In the end, and to address a more specific observation I deem as crucial, Shaikh highlights Ibn ʿArabī’s core concept of al-Insān (the human) al-Kāmil (the perfection) as “a pivotal understanding of human purpose that is significant in terms of its explicit gender-inclusivity.”[13] Furthermore, Shaikh brings ‘Arabi’s note underlining that “everything a man can attain—spiritual stations, levels, or qualities—can be attained by women if God wills, just as it can be attained by men, if God wills.”[14] This rationale opens up foundational teachings and criticism of patriarchal power relations where Shaikh underlines the divine attributes, gendered human, and a clear and explicit gender inclusivity. I found the reference of Ibn ʿArabī challenging Sufi ontology which suggests that “women are intended to primarily reflect jamāli attributes while jalāli qualities are chiefly the prerogative of men”[15] as a very reasonable example of discourses that reinforce signs of patriarchal thought:


If men were jalāli and women were jamāli, this would limit the possibilities for either men or women to embody the full array of divine attributes. In this case, where one half of the human species is predominantly associated with a jamāli divine mode and the other with the jalāli mode, then one could say that any gendered human being is only able to reflect divinity partially. As such, humanity would lack the capacity for embodying all divine attributes, the criterion of human perfection, denying both men and women the ontological completeness inherent in this cosmology.[16]


This reading from Ibn ʿArabī reveals the limitations behind the traditional holistic view of the nature of human spirituality embodied by the concept of al-Insān al-Kāmil, or the full human being realization; Shaikh finds at the core of Ibn ‘Arabi argument that explicitly operates under the gender-inclusive premise.

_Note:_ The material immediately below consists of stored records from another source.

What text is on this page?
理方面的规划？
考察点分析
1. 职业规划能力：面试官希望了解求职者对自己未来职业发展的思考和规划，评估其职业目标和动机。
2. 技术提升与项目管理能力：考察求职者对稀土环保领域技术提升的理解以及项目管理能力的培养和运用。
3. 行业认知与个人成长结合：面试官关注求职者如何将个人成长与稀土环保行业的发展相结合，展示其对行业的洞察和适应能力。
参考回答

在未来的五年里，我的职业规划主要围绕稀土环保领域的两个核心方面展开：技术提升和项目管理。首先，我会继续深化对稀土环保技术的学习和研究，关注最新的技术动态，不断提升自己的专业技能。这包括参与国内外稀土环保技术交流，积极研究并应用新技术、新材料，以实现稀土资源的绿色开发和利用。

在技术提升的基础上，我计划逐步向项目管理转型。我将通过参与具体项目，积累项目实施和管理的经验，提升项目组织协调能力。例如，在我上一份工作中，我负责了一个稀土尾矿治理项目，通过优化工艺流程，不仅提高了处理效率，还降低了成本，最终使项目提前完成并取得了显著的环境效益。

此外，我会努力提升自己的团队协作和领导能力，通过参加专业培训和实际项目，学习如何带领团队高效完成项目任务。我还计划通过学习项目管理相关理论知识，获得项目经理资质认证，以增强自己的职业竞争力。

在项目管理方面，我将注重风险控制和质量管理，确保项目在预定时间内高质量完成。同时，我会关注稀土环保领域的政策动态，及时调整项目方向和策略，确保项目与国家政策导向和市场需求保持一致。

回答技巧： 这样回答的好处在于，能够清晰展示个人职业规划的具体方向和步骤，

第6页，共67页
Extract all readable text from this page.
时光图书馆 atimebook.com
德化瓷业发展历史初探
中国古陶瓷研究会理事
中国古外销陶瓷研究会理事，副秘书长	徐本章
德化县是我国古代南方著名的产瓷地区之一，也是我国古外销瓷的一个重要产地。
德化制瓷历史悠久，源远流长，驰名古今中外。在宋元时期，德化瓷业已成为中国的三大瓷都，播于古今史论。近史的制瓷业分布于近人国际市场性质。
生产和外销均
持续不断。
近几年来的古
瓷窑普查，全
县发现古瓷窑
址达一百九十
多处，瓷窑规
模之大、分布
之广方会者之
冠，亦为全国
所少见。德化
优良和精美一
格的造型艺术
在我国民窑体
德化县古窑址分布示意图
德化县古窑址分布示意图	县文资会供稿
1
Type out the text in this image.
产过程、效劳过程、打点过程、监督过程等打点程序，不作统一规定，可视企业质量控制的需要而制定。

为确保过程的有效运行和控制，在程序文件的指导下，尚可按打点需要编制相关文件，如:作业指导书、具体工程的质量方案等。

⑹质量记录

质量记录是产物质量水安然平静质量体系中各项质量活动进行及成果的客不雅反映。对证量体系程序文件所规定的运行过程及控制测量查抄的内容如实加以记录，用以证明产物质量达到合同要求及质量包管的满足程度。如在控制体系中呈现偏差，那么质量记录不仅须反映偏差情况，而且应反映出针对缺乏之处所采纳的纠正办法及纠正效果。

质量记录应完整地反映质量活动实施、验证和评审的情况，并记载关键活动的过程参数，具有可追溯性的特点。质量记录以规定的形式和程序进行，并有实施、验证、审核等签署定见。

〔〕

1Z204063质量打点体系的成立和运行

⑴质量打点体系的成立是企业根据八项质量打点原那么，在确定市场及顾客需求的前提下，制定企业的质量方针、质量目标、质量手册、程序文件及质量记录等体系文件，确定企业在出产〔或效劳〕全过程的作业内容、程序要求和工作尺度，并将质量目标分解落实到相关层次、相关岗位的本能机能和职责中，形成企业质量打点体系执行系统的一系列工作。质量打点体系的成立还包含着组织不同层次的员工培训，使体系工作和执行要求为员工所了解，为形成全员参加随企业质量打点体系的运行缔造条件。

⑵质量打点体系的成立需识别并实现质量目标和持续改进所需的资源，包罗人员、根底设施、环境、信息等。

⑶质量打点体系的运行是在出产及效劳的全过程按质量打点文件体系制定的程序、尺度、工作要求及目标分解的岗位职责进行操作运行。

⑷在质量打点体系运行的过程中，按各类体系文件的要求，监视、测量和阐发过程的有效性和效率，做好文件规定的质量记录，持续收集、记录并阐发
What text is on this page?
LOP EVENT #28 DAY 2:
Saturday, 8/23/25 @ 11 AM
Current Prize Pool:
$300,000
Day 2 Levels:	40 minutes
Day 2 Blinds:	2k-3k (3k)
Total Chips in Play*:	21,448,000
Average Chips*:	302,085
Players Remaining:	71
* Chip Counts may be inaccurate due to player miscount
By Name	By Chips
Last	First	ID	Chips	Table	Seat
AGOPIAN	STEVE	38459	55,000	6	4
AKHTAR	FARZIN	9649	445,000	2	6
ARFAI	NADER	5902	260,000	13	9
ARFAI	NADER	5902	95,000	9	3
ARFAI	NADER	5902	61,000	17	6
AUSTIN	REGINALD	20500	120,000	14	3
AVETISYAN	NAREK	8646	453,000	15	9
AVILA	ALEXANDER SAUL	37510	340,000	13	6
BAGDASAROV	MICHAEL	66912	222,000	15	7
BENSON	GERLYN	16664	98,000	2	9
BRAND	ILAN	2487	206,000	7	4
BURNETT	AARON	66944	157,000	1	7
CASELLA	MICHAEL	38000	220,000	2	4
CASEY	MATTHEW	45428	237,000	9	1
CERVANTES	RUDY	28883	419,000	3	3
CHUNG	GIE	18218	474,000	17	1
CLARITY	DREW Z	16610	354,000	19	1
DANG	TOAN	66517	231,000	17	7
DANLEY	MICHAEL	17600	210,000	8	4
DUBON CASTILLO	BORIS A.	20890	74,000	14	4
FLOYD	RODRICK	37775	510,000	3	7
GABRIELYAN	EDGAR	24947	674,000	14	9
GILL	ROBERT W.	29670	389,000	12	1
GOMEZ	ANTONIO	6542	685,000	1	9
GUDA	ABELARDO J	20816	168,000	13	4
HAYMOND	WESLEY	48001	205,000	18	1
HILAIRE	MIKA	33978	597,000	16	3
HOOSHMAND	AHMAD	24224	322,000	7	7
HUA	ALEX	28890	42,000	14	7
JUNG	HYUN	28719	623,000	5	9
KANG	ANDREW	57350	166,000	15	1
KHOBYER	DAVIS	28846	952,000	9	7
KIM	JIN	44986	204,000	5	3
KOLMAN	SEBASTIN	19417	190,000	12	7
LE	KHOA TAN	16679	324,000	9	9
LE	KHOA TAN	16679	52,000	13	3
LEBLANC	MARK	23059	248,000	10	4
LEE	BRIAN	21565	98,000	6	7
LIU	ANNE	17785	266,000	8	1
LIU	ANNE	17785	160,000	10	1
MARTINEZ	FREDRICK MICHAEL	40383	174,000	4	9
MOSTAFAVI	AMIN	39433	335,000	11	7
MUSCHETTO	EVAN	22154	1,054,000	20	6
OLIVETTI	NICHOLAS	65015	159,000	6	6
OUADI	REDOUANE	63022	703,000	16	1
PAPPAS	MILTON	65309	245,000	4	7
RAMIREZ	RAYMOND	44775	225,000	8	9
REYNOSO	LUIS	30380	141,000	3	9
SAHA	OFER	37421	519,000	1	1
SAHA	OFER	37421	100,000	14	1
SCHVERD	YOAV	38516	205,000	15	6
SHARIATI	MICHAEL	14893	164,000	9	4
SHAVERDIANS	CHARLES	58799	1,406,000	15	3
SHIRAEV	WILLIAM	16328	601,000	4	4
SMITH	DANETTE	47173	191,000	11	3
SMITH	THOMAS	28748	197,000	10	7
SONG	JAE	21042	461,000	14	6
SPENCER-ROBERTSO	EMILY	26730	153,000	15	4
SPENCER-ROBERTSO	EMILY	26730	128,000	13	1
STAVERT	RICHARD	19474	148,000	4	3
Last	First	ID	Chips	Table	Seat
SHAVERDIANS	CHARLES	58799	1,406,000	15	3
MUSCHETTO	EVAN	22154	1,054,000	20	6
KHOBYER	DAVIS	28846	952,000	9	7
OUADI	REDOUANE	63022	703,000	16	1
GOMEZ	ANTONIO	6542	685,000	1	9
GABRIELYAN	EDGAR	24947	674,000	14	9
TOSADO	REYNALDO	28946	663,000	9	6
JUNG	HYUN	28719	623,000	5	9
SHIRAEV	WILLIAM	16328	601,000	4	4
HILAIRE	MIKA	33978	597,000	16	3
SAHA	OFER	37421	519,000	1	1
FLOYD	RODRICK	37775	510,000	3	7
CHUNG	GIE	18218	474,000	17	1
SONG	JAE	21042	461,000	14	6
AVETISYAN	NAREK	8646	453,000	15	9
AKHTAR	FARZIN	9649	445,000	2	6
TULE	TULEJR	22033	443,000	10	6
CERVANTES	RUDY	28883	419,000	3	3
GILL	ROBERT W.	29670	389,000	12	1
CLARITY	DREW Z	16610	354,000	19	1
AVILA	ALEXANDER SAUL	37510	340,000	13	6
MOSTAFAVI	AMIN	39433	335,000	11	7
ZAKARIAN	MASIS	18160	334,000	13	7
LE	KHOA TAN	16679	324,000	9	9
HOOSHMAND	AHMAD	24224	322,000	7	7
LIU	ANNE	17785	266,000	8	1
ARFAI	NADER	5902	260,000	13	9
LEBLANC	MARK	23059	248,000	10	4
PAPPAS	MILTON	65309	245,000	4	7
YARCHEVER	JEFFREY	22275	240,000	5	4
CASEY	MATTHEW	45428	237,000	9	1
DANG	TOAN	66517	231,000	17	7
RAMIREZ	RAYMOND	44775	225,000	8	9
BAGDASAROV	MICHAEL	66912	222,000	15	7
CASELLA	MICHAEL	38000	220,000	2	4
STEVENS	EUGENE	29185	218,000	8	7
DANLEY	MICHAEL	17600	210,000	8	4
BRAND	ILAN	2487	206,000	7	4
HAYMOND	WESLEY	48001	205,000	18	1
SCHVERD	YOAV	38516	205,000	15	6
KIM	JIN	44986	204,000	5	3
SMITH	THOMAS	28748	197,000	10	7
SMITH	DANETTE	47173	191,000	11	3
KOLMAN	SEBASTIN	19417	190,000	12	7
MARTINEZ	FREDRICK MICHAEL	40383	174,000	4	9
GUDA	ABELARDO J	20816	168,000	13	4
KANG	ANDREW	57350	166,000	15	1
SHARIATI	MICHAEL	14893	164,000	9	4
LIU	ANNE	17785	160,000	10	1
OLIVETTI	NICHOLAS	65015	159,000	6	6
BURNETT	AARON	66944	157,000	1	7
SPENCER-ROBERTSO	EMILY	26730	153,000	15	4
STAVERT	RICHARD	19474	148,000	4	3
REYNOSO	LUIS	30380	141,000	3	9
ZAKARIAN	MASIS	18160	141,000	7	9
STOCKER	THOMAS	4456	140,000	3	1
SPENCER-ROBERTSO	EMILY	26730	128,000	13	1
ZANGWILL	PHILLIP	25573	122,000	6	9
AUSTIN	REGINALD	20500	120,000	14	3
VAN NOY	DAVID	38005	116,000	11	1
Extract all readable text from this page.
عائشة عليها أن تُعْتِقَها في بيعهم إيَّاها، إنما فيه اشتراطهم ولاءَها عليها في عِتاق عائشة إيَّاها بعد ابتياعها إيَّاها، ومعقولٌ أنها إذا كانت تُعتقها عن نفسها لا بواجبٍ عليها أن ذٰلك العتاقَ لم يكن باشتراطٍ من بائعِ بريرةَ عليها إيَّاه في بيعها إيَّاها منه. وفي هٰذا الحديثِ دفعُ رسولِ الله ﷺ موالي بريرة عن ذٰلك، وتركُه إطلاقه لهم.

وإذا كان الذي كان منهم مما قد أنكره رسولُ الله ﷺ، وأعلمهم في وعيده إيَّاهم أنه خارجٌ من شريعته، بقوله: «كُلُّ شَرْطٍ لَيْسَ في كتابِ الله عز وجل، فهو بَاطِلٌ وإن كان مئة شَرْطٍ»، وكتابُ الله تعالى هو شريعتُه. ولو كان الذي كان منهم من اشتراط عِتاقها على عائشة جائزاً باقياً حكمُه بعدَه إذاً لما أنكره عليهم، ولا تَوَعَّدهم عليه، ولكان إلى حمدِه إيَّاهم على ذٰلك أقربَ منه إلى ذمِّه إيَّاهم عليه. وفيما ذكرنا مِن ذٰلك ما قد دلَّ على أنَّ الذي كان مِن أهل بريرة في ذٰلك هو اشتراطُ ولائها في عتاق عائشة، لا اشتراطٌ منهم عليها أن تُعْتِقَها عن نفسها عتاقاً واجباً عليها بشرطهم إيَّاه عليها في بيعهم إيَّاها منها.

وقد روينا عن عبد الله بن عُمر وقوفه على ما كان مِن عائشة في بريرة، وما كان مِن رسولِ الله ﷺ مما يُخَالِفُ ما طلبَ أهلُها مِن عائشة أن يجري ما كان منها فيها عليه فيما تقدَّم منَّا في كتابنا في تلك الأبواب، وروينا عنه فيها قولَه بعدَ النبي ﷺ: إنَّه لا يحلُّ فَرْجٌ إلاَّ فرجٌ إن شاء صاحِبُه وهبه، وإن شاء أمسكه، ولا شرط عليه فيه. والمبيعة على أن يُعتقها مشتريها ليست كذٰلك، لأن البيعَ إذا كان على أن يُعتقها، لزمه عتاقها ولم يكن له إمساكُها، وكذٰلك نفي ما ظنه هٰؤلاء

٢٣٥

Shaikh’s thesis lingers under the fundamental philosophical stance of Ibn ʿArabī as his teachings provide a variety of possibilities for a powerful, organic, and ontologically grounded critique of patriarchal power relations to both the individual exploring self-awareness, and to social formations. He cleverly “negotiates contradictory prophetic traditions in a way that foregrounds gender-inclusivity and women’s full participation in the work of human existence”[17] while remaining faithful to the Islamic canon. What Shaikh aspires for, is for modern feminist scholars to see in Ibn ʿArabī’s examinations and critique of patriarchal discourses the potentiality to open up “spaces for prioritizing alternative modes of relationships—based on equality—between all human beings.”[18]


[1] Sa’diyya Shaikh, “In Search of ‘Al-Insān’: Sufism, Islamic Law, and Gender,” Journal of the American Academy of Religion 77, no. 4 (2009), 787. [2] Ibid., 801. [3] Ibid. 787. [4] Ibid., 788. [5] Ibid., 791. [6] Ibid., 795. [7] Shaikh stresses that this anecdote ironically illustrates that Rābiʿa’s spiritual goods are in fact, of a superior nature and capacity to that of Hasan, one of the foremost male Sufis of the time. [8] Ibid., 794. [9] Ibid, 797. [10] Ibid., 801. [11] Ibid., 799. [12] Ibid. [13] Ibid., 809. [14] Ibid., 807. [15] Ibid., 810. [16] Ibid. [17] Ibid. [18] Ibid., 818.